Some call Christmas the stolen holiday, stolen by the world because the world wants it so bad.  Other holidays are crowded in around it, Hannukah and Kwanzaa and more.  Let me try and pronounce this correctly, “Chrismahanukwanzakah”.  And if you have more pagan or wiccan leanings, it is also the Winter Solstice.

Every year I see the call to “Keep Christ in Christmas”.  I am working to a place in my life where every light, every overblown expression of this season of giving and buying, every Santa, everything that is the Holiday but not specifically Jesus is in fact a light pointing to Jesus.  Because the world is desperate for hope.  Our hope is in Christ Jesus.  But the world has not quite made that connection.    

The people that Jeremiah is speaking to, the people of Judah, are about to face the worst thing they could ever imagine.  They are about to be dispossessed from the Promised Land.  For seventy years, they are going into Exile, forced to march to a new land of imprisonment.  But in the midst of that, here is a beacon of hope.  A light shines through the darkness to reveal that, even in this worst time, God is with them. 
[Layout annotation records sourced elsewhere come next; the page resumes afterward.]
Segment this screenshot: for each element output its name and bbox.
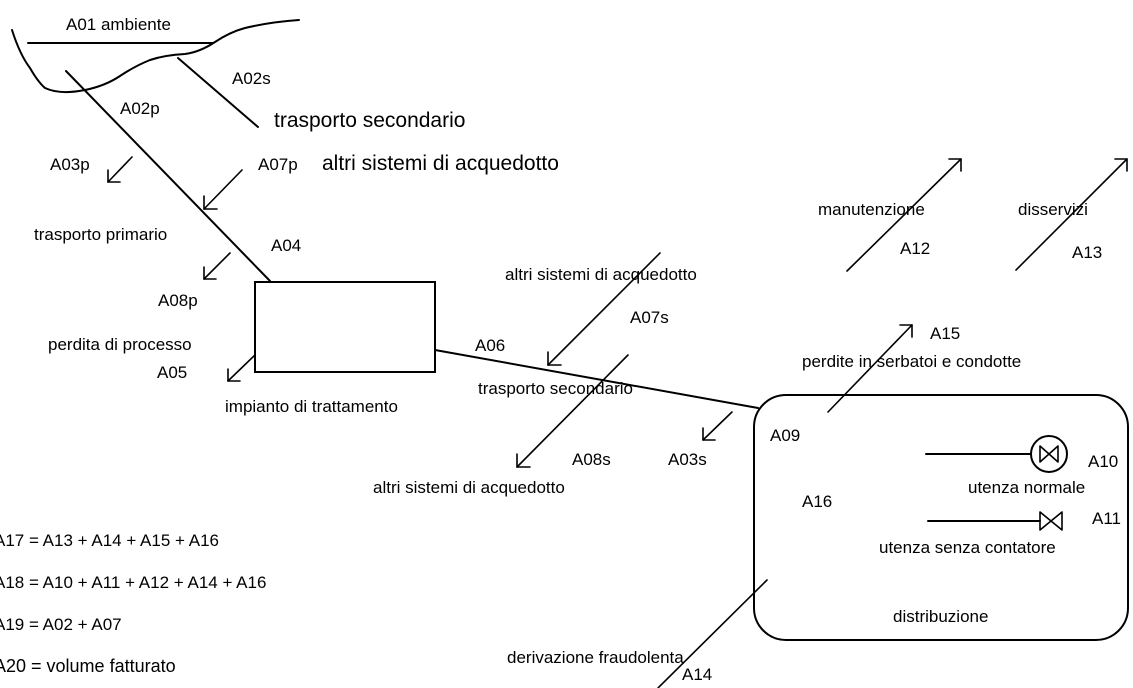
label-a02s: A02s — [232, 69, 271, 88]
a03p-arrow — [107, 156, 133, 183]
label-impianto: impianto di trattamento — [225, 397, 398, 416]
label-perdita-processo: perdita di processo — [48, 335, 192, 354]
ambiente-boundary — [11, 19, 300, 94]
formula-a18: A18 = A10 + A11 + A12 + A14 + A16 — [0, 573, 266, 592]
label-a05: A05 — [157, 363, 187, 382]
label-a08p: A08p — [158, 291, 198, 310]
meter-icon — [1030, 435, 1068, 473]
impianto-box — [254, 281, 436, 373]
label-distribuzione: distribuzione — [893, 607, 988, 626]
label-trasporto-primario: trasporto primario — [34, 225, 167, 244]
label-perdite-serbatoi: perdite in serbatoi e condotte — [802, 352, 1021, 371]
a13-arrow — [1015, 158, 1128, 271]
a06-line — [434, 349, 759, 409]
label-a08s: A08s — [572, 450, 611, 469]
label-a16: A16 — [802, 492, 832, 511]
a02s-line — [177, 57, 259, 128]
label-altri-sistemi-a07p: altri sistemi di acquedotto — [322, 152, 559, 175]
label-a14: A14 — [682, 665, 712, 684]
a05-arrowhead — [227, 368, 241, 382]
label-trasporto-secondario-mid: trasporto secondario — [478, 379, 633, 398]
label-derivazione: derivazione fraudolenta — [507, 648, 684, 667]
a08p-arrow — [203, 252, 231, 280]
label-a03p: A03p — [50, 155, 90, 174]
label-disservizi: disservizi — [1018, 200, 1088, 219]
a03s-arrow — [702, 411, 733, 441]
label-altri-sistemi-a08s: altri sistemi di acquedotto — [373, 478, 565, 497]
label-manutenzione: manutenzione — [818, 200, 925, 219]
label-a07p: A07p — [258, 155, 298, 174]
a07p-arrow — [203, 169, 243, 210]
a08s-arrow — [516, 354, 629, 468]
label-a12: A12 — [900, 239, 930, 258]
label-a01: A01 ambiente — [66, 15, 171, 34]
a12-arrow — [846, 158, 962, 272]
valve-icon — [1039, 511, 1063, 531]
label-utenza-senza: utenza senza contatore — [879, 538, 1056, 557]
label-a15: A15 — [930, 324, 960, 343]
label-a03s: A03s — [668, 450, 707, 469]
a03s-arrowhead — [702, 427, 716, 441]
a14-arrow — [657, 579, 768, 688]
formula-a20: A20 = volume fatturato — [0, 656, 176, 676]
label-a11: A11 — [1092, 509, 1121, 528]
label-altri-sistemi-a07s: altri sistemi di acquedotto — [505, 265, 697, 284]
a03p-arrowhead — [107, 169, 121, 183]
a07s-arrowhead — [547, 351, 562, 366]
a13-arrowhead — [1114, 158, 1128, 172]
a02p-line — [65, 70, 271, 282]
label-a06: A06 — [475, 336, 505, 355]
distribuzione-box — [753, 394, 1129, 641]
formula-a19: A19 = A02 + A07 — [0, 615, 122, 634]
a12-arrowhead — [948, 158, 962, 172]
label-a13: A13 — [1072, 243, 1102, 262]
label-a02p: A02p — [120, 99, 160, 118]
formula-a17: A17 = A13 + A14 + A15 + A16 — [0, 531, 219, 550]
label-trasporto-secondario-top: trasporto secondario — [274, 109, 465, 132]
label-a07s: A07s — [630, 308, 669, 327]
a15-arrow — [827, 324, 913, 413]
a07p-arrowhead — [203, 195, 218, 210]
a05-arrow — [227, 354, 256, 382]
a08s-arrowhead — [516, 453, 531, 468]
a15-arrowhead — [899, 324, 913, 338]
meter-valve-icon — [1039, 445, 1059, 463]
a07s-arrow — [547, 252, 661, 366]
a08p-arrowhead — [203, 266, 217, 280]
label-utenza-normale: utenza normale — [968, 478, 1085, 497]
label-a04: A04 — [271, 236, 301, 255]
label-a09: A09 — [770, 426, 800, 445]
label-a10: A10 — [1088, 452, 1118, 471]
Welcome to the world of Covid.  There is a survey out there where 1 in 3 parents out there say the risks of getting Covid by visiting family are worth the time that the family gets to spend together.  If that translates into reality, the spikes we are seeing now are nothing compared to what is coming.  But through all of that darkness, there is a light shining.  Through the fogs of uncertainty, something is lighting the way.  

It’s a baby, in a manger, down there where the light hits the ground. and he shall reign as king and deal wisely, and shall execute justice and righteousness in the land. 6In his days Judah will be saved and Israel will live in safety. And this is the name by which he will be called: “The Lord is our righteousness.”  No more sin, no more Covid, no more danger, our Messiah is come.  Our Messiah shall make all things right.  Amen.